After my mother had placed me back in my cradle, she resumed her house chores, but kept checking on me from time to time. A couple of hours later, she noticed blood dropping underneath my cradle. Alarmed, she screamed for help and my grandmother came over to help. They took the "fasciaturi" off and found blood bleeding out of the four holes that the leeches had left. The dressing placed by the old lady had not stopped the bleeding. And it was my grandmother that saved the day ... and my life! My mother would recount in amazement as my grandmother went into the stables where we kept our animals, and collected cobwebs from the corners of the stable. Then she split in half two dried cannellini beans, wrapped each half in cobwebs, and stuck them into the four holes left by the leeches. And that stopped the bleeding! They wrapped me back and put me back into the cradle... and the rest is history. I survived the ordeal!

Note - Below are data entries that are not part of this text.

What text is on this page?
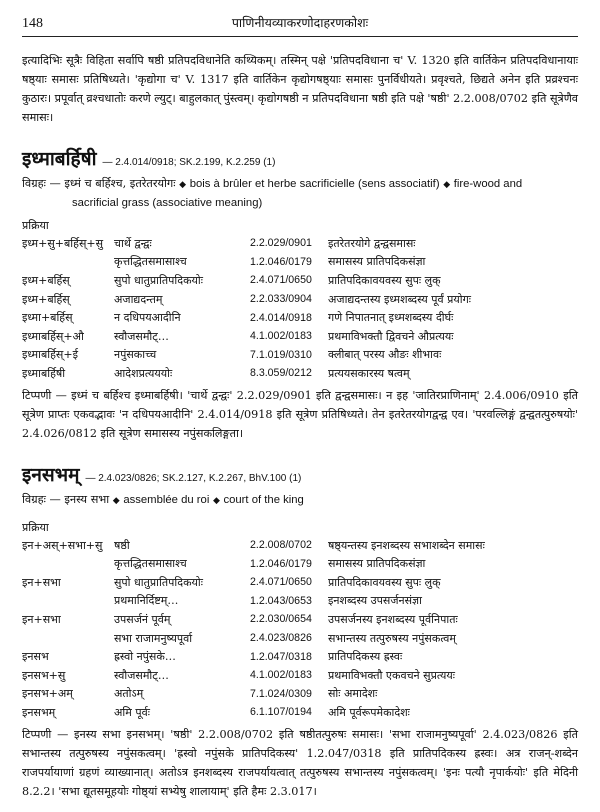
148	पाणिनीयव्याकरणोदाहरणकोशः

इत्यादिभिः सूत्रैः विहिता सर्वापि षष्ठी प्रतिपदविधानेति कथ्यिकम्। तस्मिन् पक्षे 'प्रतिपदविधाना च' V. 1320 इति वार्तिकेन प्रतिपदविधानायाः षष्ठ्याः समासः प्रतिषिध्यते। 'कृद्योगा च' V. 1317 इति वार्तिकेन कृद्योगषष्ठ्याः समासः पुनर्विधीयते। प्रवृश्चते, छिद्यते अनेन इति प्रव्रश्चनः कुठारः। प्रपूर्वात् व्रश्चधातोः करणे ल्युट्। बाहुलकात् पुंस्त्वम्। कृद्योगषष्ठी न प्रतिपदविधाना षष्ठी इति पक्षे 'षष्ठी' 2.2.008/0702 इति सूत्रेणैव समासः।

इध्माबर्हिषी — 2.4.014/0918; SK.2.199, K.2.259 (1)
विग्रहः — इध्मं च बर्हिश्च, इतरेतरयोगः ◆ bois à brûler et herbe sacrificielle (sens associatif) ◆ fire-wood and
sacrificial grass (associative meaning)
प्रक्रिया
इध्म+सु+बर्हिस्+सु	चार्थे द्वन्द्वः	2.2.029/0901	इतरेतरयोगे द्वन्द्वसमासः
	कृत्तद्धितसमासाश्च	1.2.046/0179	समासस्य प्रातिपदिकसंज्ञा
इध्म+बर्हिस्	सुपो धातुप्रातिपदिकयोः	2.4.071/0650	प्रातिपदिकावयवस्य सुपः लुक्
इध्म+बर्हिस्	अजाद्यदन्तम्	2.2.033/0904	अजाद्यदन्तस्य इध्मशब्दस्य पूर्वं प्रयोगः
इध्मा+बर्हिस्	न दधिपयआदीनि	2.4.014/0918	गणे निपातनात् इध्मशब्दस्य दीर्घः
इध्माबर्हिस्+औ	स्वौजसमौट्…	4.1.002/0183	प्रथमाविभक्तौ द्विवचने औप्रत्ययः
इध्माबर्हिस्+ई	नपुंसकाच्च	7.1.019/0310	क्लीबात् परस्य औङः शीभावः
इध्माबर्हिषी	आदेशप्रत्यययोः	8.3.059/0212	प्रत्ययसकारस्य षत्वम्

टिप्पणी — इध्मं च बर्हिश्च इध्माबर्हिषी। 'चार्थे द्वन्द्वः' 2.2.029/0901 इति द्वन्द्वसमासः। न इह 'जातिरप्राणिनाम्' 2.4.006/0910 इति सूत्रेण प्राप्तः एकवद्भावः 'न दधिपयआदीनि' 2.4.014/0918 इति सूत्रेण प्रतिषिध्यते। तेन इतरेतरयोगद्वन्द्व एव। 'परवल्लिङ्गं द्वन्द्वतत्पुरुषयोः' 2.4.026/0812 इति सूत्रेण समासस्य नपुंसकलिङ्गता।

इनसभम् — 2.4.023/0826; SK.2.127, K.2.267, BhV.100 (1)
विग्रहः — इनस्य सभा ◆ assemblée du roi ◆ court of the king
प्रक्रिया
इन+अस्+सभा+सु	षष्ठी	2.2.008/0702	षष्ठ्यन्तस्य इनशब्दस्य सभाशब्देन समासः
	कृत्तद्धितसमासाश्च	1.2.046/0179	समासस्य प्रातिपदिकसंज्ञा
इन+सभा	सुपो धातुप्रातिपदिकयोः	2.4.071/0650	प्रातिपदिकावयवस्य सुपः लुक्
	प्रथमानिर्दिष्टम्…	1.2.043/0653	इनशब्दस्य उपसर्जनसंज्ञा
इन+सभा	उपसर्जनं पूर्वम्	2.2.030/0654	उपसर्जनस्य इनशब्दस्य पूर्वनिपातः
	सभा राजामनुष्यपूर्वा	2.4.023/0826	सभान्तस्य तत्पुरुषस्य नपुंसकत्वम्
इनसभ	ह्रस्वो नपुंसके…	1.2.047/0318	प्रातिपदिकस्य ह्रस्वः
इनसभ+सु	स्वौजसमौट्…	4.1.002/0183	प्रथमाविभक्तौ एकवचने सुप्रत्ययः
इनसभ+अम्	अतोऽम्	7.1.024/0309	सोः अमादेशः
इनसभम्	अमि पूर्वः	6.1.107/0194	अमि पूर्वरूपमेकादेशः

टिप्पणी — इनस्य सभा इनसभम्। 'षष्ठी' 2.2.008/0702 इति षष्ठीतत्पुरुषः समासः। 'सभा राजामनुष्यपूर्वा' 2.4.023/0826 इति सभान्तस्य तत्पुरुषस्य नपुंसकत्वम्। 'ह्रस्वो नपुंसके प्रातिपदिकस्य' 1.2.047/0318 इति प्रातिपदिकस्य ह्रस्वः। अत्र राजन्-शब्देन राजपर्यायाणां ग्रहणं व्याख्यानात्। अतोऽत्र इनशब्दस्य राजपर्यायत्वात् तत्पुरुषस्य सभान्तस्य नपुंसकत्वम्। 'इनः पत्यौ नृपार्कयोः' इति मेदिनी 8.2.2। 'सभा द्यूतसमूहयोः गोष्ठ्यां सभ्येषु शालायाम्' इति हैमः 2.3.017।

Wasn't that an amazing procedure to stop the bleeding? My grandmother never went to school and she could neither read or write! They only way she could have learned the procedure was from the peasant experience accumulated over centuries. The moral? Book learning is important ... but never underestimate the value of experience! And was it not amazing that, in-spite of the heavy bleeding, I survived pneumonia without antibiotics?
Can you believe it? Doctors in those day submitted people, regardless of their age, to bloodletting to, supposedly, cure a number of different diseases. History recounts several cases where doctors killed their patients with this treatment. As the treatment was expensive, this fate befell mostly the rich. One of the famous cases, is the death of the French king Charles II. The treatment that he received is described in the article "The Death of King Charles II" by Jeffrey K Aronson, and Carl Heneghan, University of Oxford, Center of Evidence-Based Medicine. The treatment that he received seems to be out of an horror book, and included three bloodlettings for a total of 46 oz ( 1.4 liters) in the space of about four days, with the last 12 oz bled just before he died.
By the way, the scars left by the leeches are still visible on my body, and my left lung still shows up scarred in x-rays. The scars are fading with time, but they are still there.